Le nom de Fouga évoque encore un avion à réaction, le Fouga Magister popularisé par la Patrouille de France dans les années 1960. En fait, l’entreprise qui le conçut, fondée par Gaston Fouga (1881-1944), débuta en créant à Béziers un atelier de réparation ferroviaire dans le contexte de la grève de mai 1920 : tout comme le PO et le PLM réembauchèrent leurs ouvriers révoqués dans des ateliers privatisés (Saint-Pierre-des-Corps et Nevers- Vauzelles), Fouga reprit la gestion des ateliers de la Compagnie du Midi. Il fut même constructeur de matériel de chemin de fer développant notamment, en collaboration avec Dunlop, une automotrice restée à l’état de prototype.
La crise des transports de 1918-1921 et la création des Éts Fouga
Deux raisons, l’une conjoncturelle et l’autre structurelle, expliquent la création des Éts Fouga. La première découle de la « crise des chemins de fer » consécutive à la Première Guerre mondiale. En recouvrant leur autonomie en février 1919, les compagnies trouvèrent un réseau meurtri : installations détruites dans l’Est et le Nord, immobilisation de nombreuses locomotives pour réparation, réduction drastique des parcours due à la mauvaise qualité du charbon, voies mal entretenues, hétérogénéité du personnel recruté pour remplacer les agents mobilisés, hausse générale des prix, etc.
La loi du 24 avril 1919 dite « des 8 heures », qui limitait la durée hebdomadaire du travail à 48 heures, aggrava la situation car son application « trop stricte et trop hâtive » – entre le 1er mai et le 1er octobre 1919 – exigea l’embauche de 100000 cheminots supplémentaires non qualifiés. Ce recrutement massif accentua la diminution du rendement: un contemporain, le sénateur Jeanneney, déplora ainsi que « l’on ait enlevé aux campagnes » des travailleurs « pour surpeupler et encombrer des bureaux et des gares ». Si bien que le chemin de fer ne pouvait absorber le trafic croissant suscité par la reprise générale, supérieur de 50 % à celui de 1913. Dès le retour de la paix, les réseaux prirent des mesures d’urgence pour remettre en état le matériel roulant.
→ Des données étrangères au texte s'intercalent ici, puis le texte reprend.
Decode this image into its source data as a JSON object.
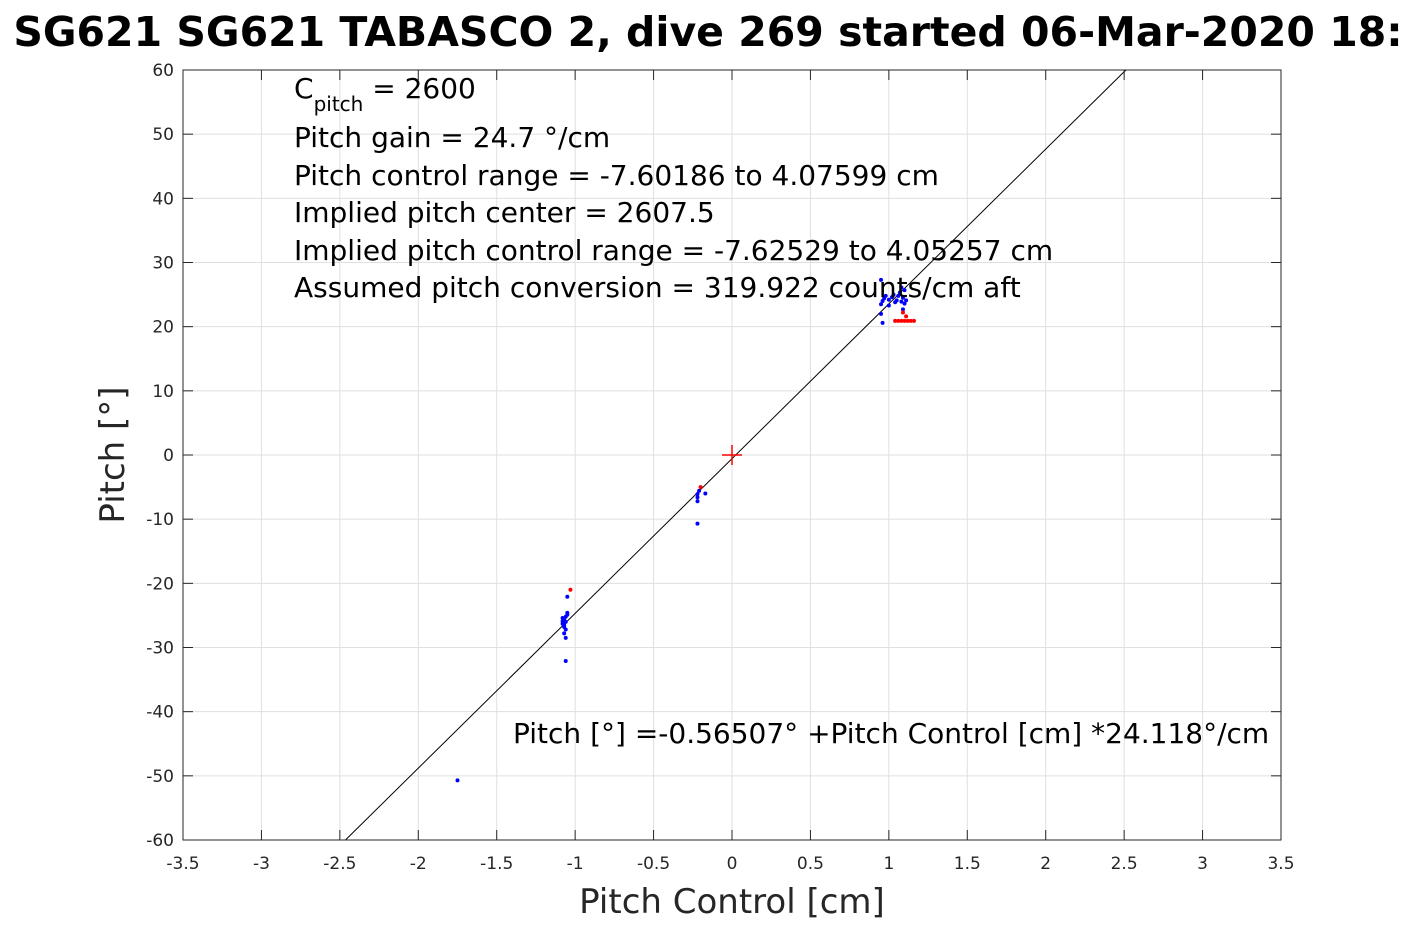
{
  "chart_data": {
    "type": "scatter",
    "title": "SG621 SG621 TABASCO 2, dive 269 started 06-Mar-2020 18:",
    "xlabel": "Pitch Control [cm]",
    "ylabel": "Pitch [°]",
    "xlim": [
      -3.5,
      3.5
    ],
    "ylim": [
      -60,
      60
    ],
    "xticks": [
      "-3.5",
      "-3",
      "-2.5",
      "-2",
      "-1.5",
      "-1",
      "-0.5",
      "0",
      "0.5",
      "1",
      "1.5",
      "2",
      "2.5",
      "3",
      "3.5"
    ],
    "yticks": [
      "60",
      "50",
      "40",
      "30",
      "20",
      "10",
      "0",
      "-10",
      "-20",
      "-30",
      "-40",
      "-50",
      "-60"
    ],
    "grid": true,
    "annotations": {
      "c_pitch_main": "C",
      "c_pitch_sub": "pitch",
      "c_pitch_value": " = 2600",
      "pitch_gain": "Pitch gain = 24.7 °/cm",
      "control_range": "Pitch control range = -7.60186 to 4.07599 cm",
      "implied_center": "Implied pitch center = 2607.5",
      "implied_range": "Implied pitch control range = -7.62529 to 4.05257 cm",
      "conversion": "Assumed pitch conversion = 319.922 counts/cm aft",
      "fit_equation": "Pitch [°] =-0.56507° +Pitch Control [cm] *24.118°/cm"
    },
    "fit_line": {
      "intercept": -0.56507,
      "slope": 24.118,
      "color": "#000000"
    },
    "center_marker": {
      "x": 0,
      "y": 0,
      "color": "#ff0000"
    },
    "series": [
      {
        "color": "#0000ff",
        "points": [
          [
            -1.75,
            -50.7
          ],
          [
            -1.06,
            -32.1
          ],
          [
            -1.06,
            -28.5
          ],
          [
            -1.07,
            -27.8
          ],
          [
            -1.06,
            -27.2
          ],
          [
            -1.07,
            -26.8
          ],
          [
            -1.08,
            -26.3
          ],
          [
            -1.06,
            -26.0
          ],
          [
            -1.07,
            -25.7
          ],
          [
            -1.08,
            -25.4
          ],
          [
            -1.06,
            -25.2
          ],
          [
            -1.05,
            -24.9
          ],
          [
            -1.05,
            -24.6
          ],
          [
            -1.07,
            -26.5
          ],
          [
            -1.08,
            -25.9
          ],
          [
            -1.05,
            -22.1
          ],
          [
            -0.22,
            -10.7
          ],
          [
            -0.22,
            -7.2
          ],
          [
            -0.22,
            -6.6
          ],
          [
            -0.22,
            -6.1
          ],
          [
            -0.21,
            -5.6
          ],
          [
            -0.17,
            -6.0
          ],
          [
            0.95,
            22.0
          ],
          [
            0.95,
            23.5
          ],
          [
            0.96,
            24.0
          ],
          [
            0.97,
            24.4
          ],
          [
            0.98,
            24.8
          ],
          [
            1.0,
            24.2
          ],
          [
            1.02,
            24.6
          ],
          [
            1.03,
            25.0
          ],
          [
            1.05,
            24.1
          ],
          [
            1.06,
            24.8
          ],
          [
            1.07,
            25.3
          ],
          [
            1.08,
            23.9
          ],
          [
            1.09,
            24.5
          ],
          [
            1.1,
            25.7
          ],
          [
            1.1,
            23.6
          ],
          [
            1.11,
            24.1
          ],
          [
            0.96,
            20.6
          ],
          [
            0.95,
            27.3
          ],
          [
            1.08,
            26.1
          ],
          [
            1.09,
            22.7
          ],
          [
            1.04,
            23.8
          ],
          [
            1.0,
            23.3
          ]
        ]
      },
      {
        "color": "#ff0000",
        "points": [
          [
            -1.03,
            -21.0
          ],
          [
            -0.2,
            -5.0
          ],
          [
            1.04,
            20.9
          ],
          [
            1.06,
            20.9
          ],
          [
            1.08,
            20.9
          ],
          [
            1.1,
            20.9
          ],
          [
            1.12,
            20.9
          ],
          [
            1.14,
            20.9
          ],
          [
            1.16,
            20.9
          ],
          [
            1.09,
            22.2
          ],
          [
            1.11,
            21.6
          ]
        ]
      }
    ]
  }
}
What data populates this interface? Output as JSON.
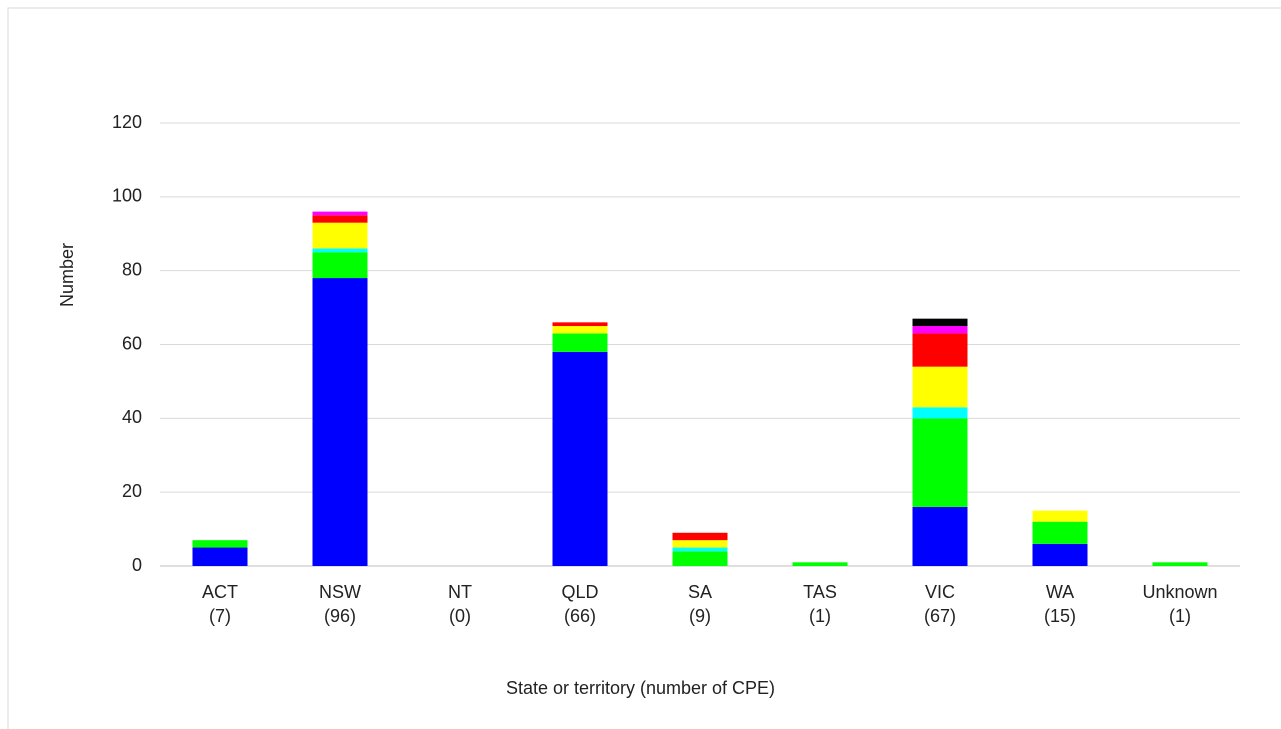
{
  "chart_data": {
    "type": "bar",
    "stacked": true,
    "x_label": "State or territory (number of CPE)",
    "y_label": "Number",
    "categories": [
      "ACT\n(7)",
      "NSW\n(96)",
      "NT\n(0)",
      "QLD\n(66)",
      "SA\n(9)",
      "TAS\n(1)",
      "VIC\n(67)",
      "WA\n(15)",
      "Unknown\n(1)"
    ],
    "series": [
      {
        "color": "#0000ff",
        "values": [
          5,
          78,
          0,
          58,
          0,
          0,
          16,
          6,
          0
        ]
      },
      {
        "color": "#00ff00",
        "values": [
          2,
          7,
          0,
          5,
          4,
          1,
          24,
          6,
          1
        ]
      },
      {
        "color": "#00ffff",
        "values": [
          0,
          1,
          0,
          0,
          1,
          0,
          3,
          0,
          0
        ]
      },
      {
        "color": "#ffff00",
        "values": [
          0,
          7,
          0,
          2,
          2,
          0,
          11,
          3,
          0
        ]
      },
      {
        "color": "#ff0000",
        "values": [
          0,
          2,
          0,
          1,
          2,
          0,
          9,
          0,
          0
        ]
      },
      {
        "color": "#ff00ff",
        "values": [
          0,
          1,
          0,
          0,
          0,
          0,
          2,
          0,
          0
        ]
      },
      {
        "color": "#000000",
        "values": [
          0,
          0,
          0,
          0,
          0,
          0,
          2,
          0,
          0
        ]
      }
    ],
    "ylim": [
      0,
      120
    ],
    "yticks": [
      0,
      20,
      40,
      60,
      80,
      100,
      120
    ],
    "grid": true
  }
}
Ils recoururent ainsi largement à la sous-traitance mais si nombre de ces marchés eurent un caractère provisoire, d’autres furent au contraire de longue durée. Ainsi, le PLM signa en 1919 un contrat avec la Compagnie générale de construction et d’entretien du matériel roulant (CGCEM), filiale fondée avec le PO et la Société de la Marine et d’Homécourt, pour gérer ses nouveaux ateliers de Nevers entrepris avant la guerre. La même année, la Compagnie du Midi décida de créer à Béziers un atelier exploité par une société anonyme indépendante. Elle confia cette mission à l’un de ses ingénieurs qui offrait toutes les qualités d’intelligence, de puissance de travail et d’énergie requises, Gaston Fouga.
Né le 11 décembre 1881 à Bordeaux où son père était mécanicien, ce diplômé de l’école des Arts et Métiers d’Angers (1901) était entré en 1903 au service de la traction du Midi où il acquit une solide expérience professionnelle en gravissant les échelons, du chauffeur jusqu’au chef de dépôt. Mobilisé en juillet 1914, d’abord souschef de service à la 7e section des chemins de fer de campagne, il partit en 1918 avec le grade de capitaine comme chef de la traction à Salonique1.
Démobilisé en 1919, il s’investit dans la création de l’entreprise qui portera son nom. Fondée à Béziers le 6 décembre 1919 pour 99 ans, la société « Établissements Fouga et Cie » (ci-après Fouga ou Éts Fouga) avait pour objet « la création et l’exploitation de tous établissements industriels, métallurgiques et de constructions mécaniques et installations électriques de toute espèce; construction, entretien, réparation de tous objets mécaniques et notamment du matériel de chemin de fer, voitures, camions, moteurs pour services publics et privés. »
Gaston Fouga apportait notamment « la promesse de location de tous terrains et voies d’accès nécessaires à l’exploitation, les projets d’aménagement et d’organisation ainsi que la promesse de tous traités et marchés avec toutes administrations, compagnies et services publics et privés. 2 » La nouvelle société n’entendait donc pas se cantonner au seul matériel ferroviaire ni travailler pour le compte exclusif du Midi dont elle n’était pas une filiale même si elle pouvait compter sur son appui.